I can't relate to the being M part during the A, cuz i was the single girl having the A with MM. But ime glad to see you thinking this thing thru and trying to put an end to the A. It's tough on you and will suck the life out of you emotionally if you continue in the A and your marriage. From reading the posts from others who are M and involved or were involved in an A, alot of your energy will be put into this A and not your M where it needs to be (I was divorced b4 my A, so i know marriage is tough and it takes alot of work to keep it going).

Good Luck to you in sticking to your decision to end your A, and don't let him talk you out of it for his own selfish reasons. And if you find that you want to continue to be friends with him after your decision to end it, i can tell you that you will need to be very strong since ime finding it very difficult not to be drawn back into the A.

Take Care....

iVillage Member
Registered: 04-05-2004
In reply to: geminigirl67
Wed, 05-26-2004 - 11:17am
Gem,

Your story is just like mine however I think My A is over. At least I hope it is. We have not talked for 1 1/2 weeks. My work has noticed how upset I have been this last month trying to end it. THey dont know what is going on. They just know something is. As long as he does not contact me I will be ok. Last time I tried to stop this I changed my cell phone # and he got it which drug me back into the A. I love my H. We have problems but he loves me too and I am not second in his life. MM is just sometthing selfish I did. We were friends and do work together. I will be OK, I hope. Pray I dont return to the A

Shop

iVillage Member
Registered: 09-09-2003
In reply to: geminigirl67
Wed, 05-26-2004 - 12:07pm
Hi Gem, I would just like to offer my support to you and everyone else on this board. I hope you have an easier time than me in ending your A. Mine was going on for over 2 years then he started NC about a month ago. So I maintained that. During the time I was trying to rebuild my M and was making some progress with H.

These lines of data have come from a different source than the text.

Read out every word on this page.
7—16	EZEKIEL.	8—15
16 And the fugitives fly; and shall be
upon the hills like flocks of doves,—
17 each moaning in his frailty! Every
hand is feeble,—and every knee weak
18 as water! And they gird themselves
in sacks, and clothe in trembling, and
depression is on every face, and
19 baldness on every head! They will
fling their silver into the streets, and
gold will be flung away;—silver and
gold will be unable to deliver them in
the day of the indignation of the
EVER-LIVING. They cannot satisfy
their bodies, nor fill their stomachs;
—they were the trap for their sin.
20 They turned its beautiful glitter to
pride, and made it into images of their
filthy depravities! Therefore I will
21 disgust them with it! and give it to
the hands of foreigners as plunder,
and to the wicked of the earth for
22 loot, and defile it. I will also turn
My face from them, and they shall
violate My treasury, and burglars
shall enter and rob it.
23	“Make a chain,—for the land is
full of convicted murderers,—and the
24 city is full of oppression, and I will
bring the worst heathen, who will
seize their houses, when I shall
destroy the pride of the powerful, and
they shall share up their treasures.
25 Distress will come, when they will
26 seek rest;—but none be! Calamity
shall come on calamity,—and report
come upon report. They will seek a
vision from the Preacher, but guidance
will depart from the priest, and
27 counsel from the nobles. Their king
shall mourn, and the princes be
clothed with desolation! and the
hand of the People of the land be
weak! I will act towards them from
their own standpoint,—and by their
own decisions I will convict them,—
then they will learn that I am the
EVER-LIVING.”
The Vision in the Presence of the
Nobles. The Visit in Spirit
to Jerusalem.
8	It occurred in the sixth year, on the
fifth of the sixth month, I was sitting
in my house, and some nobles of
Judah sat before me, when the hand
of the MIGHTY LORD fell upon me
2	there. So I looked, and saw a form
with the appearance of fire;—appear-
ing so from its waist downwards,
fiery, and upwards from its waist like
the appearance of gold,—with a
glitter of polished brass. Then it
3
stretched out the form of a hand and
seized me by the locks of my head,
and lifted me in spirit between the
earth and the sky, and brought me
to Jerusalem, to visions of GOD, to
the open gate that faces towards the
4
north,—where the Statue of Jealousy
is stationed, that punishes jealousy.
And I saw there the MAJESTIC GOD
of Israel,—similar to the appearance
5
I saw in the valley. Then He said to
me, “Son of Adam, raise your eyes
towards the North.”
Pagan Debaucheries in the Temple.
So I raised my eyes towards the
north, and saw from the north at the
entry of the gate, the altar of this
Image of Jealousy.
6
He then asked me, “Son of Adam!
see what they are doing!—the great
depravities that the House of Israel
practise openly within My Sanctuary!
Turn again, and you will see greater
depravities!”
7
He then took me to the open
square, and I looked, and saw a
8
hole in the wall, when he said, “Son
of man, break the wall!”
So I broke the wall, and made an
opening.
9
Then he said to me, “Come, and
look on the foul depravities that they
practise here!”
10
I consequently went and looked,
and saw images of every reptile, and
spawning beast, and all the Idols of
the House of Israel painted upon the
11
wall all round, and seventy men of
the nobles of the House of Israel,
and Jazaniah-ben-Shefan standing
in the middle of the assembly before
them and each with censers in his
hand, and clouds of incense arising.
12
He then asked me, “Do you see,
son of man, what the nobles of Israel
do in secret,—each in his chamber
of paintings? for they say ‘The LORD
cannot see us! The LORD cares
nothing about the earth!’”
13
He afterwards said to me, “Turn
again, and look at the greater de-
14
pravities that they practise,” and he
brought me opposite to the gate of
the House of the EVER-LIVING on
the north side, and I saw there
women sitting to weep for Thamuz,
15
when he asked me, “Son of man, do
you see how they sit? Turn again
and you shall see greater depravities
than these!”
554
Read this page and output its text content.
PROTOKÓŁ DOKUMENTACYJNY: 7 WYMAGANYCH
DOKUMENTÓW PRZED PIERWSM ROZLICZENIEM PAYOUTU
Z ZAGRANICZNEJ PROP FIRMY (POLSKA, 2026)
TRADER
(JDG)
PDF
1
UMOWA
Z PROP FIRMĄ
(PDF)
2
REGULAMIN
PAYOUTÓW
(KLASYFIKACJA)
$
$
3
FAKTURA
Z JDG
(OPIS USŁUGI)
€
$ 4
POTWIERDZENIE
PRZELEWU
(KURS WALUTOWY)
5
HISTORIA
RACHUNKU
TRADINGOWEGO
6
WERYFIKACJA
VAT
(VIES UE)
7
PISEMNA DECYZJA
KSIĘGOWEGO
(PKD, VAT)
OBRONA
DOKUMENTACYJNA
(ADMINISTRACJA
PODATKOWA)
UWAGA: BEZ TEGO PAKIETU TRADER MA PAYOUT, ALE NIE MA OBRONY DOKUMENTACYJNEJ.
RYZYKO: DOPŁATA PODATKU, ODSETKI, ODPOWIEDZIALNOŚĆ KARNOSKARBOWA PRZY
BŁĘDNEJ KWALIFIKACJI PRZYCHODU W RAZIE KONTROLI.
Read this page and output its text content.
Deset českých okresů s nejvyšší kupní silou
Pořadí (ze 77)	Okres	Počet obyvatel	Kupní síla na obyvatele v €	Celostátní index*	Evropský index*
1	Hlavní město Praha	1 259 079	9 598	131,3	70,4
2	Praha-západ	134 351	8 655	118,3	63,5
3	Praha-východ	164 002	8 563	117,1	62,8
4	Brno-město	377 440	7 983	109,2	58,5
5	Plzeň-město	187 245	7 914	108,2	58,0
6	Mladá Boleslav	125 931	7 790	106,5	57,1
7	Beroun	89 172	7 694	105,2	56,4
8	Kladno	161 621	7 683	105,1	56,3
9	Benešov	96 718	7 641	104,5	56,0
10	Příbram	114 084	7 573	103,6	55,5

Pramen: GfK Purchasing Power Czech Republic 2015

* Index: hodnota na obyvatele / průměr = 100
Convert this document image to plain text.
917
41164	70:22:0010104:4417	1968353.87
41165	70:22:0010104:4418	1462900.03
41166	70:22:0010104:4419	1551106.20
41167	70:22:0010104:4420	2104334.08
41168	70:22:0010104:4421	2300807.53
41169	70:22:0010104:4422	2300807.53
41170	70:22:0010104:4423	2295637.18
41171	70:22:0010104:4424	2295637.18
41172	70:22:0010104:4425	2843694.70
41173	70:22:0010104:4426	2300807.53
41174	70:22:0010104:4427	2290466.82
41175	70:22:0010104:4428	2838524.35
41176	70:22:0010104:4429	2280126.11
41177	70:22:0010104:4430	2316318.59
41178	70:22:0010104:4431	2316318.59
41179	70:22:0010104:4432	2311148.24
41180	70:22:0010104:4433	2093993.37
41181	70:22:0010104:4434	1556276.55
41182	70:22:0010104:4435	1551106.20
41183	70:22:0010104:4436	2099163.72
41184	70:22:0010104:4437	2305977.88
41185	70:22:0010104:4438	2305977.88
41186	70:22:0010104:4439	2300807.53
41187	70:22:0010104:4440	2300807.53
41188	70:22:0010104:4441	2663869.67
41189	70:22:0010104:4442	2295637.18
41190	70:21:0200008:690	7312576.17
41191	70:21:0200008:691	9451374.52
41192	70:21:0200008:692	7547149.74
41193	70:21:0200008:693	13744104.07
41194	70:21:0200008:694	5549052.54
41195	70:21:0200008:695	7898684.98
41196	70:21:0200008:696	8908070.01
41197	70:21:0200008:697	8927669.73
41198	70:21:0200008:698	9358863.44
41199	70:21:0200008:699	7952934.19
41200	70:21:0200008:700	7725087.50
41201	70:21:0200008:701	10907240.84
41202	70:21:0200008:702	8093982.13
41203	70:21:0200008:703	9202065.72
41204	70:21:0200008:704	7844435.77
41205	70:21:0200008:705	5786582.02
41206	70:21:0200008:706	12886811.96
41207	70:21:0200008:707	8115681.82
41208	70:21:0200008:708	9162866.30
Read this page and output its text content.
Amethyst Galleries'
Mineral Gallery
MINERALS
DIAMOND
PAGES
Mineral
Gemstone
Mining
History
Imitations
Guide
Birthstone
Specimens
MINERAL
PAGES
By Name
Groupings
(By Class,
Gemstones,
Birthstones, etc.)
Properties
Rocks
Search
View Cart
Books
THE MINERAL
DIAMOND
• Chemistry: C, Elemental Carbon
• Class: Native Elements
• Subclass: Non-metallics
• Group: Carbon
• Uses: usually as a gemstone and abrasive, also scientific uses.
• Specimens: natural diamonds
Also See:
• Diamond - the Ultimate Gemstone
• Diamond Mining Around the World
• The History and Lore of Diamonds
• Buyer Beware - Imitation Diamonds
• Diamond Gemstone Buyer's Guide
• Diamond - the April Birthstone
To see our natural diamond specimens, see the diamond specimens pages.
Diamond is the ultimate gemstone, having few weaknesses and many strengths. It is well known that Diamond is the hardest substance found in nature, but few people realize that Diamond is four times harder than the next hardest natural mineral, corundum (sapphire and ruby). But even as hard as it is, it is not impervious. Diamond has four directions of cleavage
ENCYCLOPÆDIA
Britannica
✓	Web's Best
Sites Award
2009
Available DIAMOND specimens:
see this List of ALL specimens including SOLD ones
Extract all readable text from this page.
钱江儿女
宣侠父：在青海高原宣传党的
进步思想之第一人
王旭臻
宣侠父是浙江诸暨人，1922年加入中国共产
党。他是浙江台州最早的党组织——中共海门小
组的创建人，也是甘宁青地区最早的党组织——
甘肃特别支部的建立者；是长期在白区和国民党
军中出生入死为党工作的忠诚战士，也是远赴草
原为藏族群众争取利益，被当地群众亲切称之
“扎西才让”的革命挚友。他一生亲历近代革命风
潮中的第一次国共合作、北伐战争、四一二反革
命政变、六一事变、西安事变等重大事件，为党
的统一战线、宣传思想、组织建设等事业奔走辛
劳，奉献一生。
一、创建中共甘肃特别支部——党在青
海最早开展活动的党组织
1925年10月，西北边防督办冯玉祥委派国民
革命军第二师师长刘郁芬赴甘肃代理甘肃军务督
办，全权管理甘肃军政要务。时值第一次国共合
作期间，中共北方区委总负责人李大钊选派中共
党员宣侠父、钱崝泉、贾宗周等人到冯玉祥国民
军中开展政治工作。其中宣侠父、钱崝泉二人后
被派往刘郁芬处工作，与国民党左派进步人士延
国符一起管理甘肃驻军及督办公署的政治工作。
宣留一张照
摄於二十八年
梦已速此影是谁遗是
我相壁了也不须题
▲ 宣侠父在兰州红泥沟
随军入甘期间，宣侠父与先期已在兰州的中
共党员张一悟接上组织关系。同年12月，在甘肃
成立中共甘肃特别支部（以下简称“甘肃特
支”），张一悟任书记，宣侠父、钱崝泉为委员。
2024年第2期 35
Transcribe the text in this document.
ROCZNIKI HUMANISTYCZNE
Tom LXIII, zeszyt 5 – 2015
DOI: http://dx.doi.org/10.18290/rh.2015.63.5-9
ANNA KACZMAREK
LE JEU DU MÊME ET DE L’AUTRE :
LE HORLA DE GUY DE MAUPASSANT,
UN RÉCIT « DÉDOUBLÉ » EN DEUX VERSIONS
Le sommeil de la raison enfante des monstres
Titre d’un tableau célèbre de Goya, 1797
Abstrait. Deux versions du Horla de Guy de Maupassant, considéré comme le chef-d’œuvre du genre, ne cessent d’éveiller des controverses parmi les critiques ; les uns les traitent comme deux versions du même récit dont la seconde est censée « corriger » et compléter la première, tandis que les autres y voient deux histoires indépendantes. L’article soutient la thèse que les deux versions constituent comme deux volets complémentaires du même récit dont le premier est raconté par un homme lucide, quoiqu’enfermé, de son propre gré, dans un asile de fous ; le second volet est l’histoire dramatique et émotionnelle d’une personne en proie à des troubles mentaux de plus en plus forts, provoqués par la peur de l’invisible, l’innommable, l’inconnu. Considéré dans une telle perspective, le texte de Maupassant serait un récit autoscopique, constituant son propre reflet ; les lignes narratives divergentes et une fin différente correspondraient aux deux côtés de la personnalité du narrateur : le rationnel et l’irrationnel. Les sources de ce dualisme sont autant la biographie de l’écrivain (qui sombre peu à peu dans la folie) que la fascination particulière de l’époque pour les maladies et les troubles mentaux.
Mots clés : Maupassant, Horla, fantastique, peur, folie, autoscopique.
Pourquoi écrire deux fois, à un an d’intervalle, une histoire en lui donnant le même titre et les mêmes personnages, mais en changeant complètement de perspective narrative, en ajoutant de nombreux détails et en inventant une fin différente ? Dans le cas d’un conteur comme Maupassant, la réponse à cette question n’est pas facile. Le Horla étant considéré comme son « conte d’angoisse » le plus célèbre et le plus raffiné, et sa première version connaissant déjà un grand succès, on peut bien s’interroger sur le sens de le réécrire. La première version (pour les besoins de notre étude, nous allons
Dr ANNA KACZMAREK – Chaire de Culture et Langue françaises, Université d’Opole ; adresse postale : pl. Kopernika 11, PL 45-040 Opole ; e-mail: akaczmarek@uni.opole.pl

Then suddenly last Friday I heard from MM again. He said he thought it was best to end things because his W was becoming suspicious of him. So we talked for awhile then he suggests getting together again!! Then we talked on Monday, and nothing again since.

I'm not going to contact him. If this truly is the end, so be it. Actually, it still hurts sometimes to think I'll never see him again.

But then when I'm with H, I can actually forget about MM for long and longer periods of time. Good luck to you honey.

Dusty
xxxx
iVillage Member
Registered: 05-10-2004
In reply to: geminigirl67
Wed, 05-26-2004 - 12:20pm
I just wanted to thank all of you for your support and understanding. I'm so glad I found this board because when I think I need strength I find it here. Even though I'm ending the A I feel so lonely and hurt.

I know all of our situations are different but we hold a common bond and I pray for us all to have the strength to realize what we need in life and not settle for less than what we deserve. I am too good a person to have anyone else's table scraps and my H is too good for me to not give him my whole. Not that it's easy to forget my A because I do love him at some level. Wish me luck in June when I'll really be put to the test.

Thank you all again and I hope someday I can do the same for you, but know that your strength is helping others.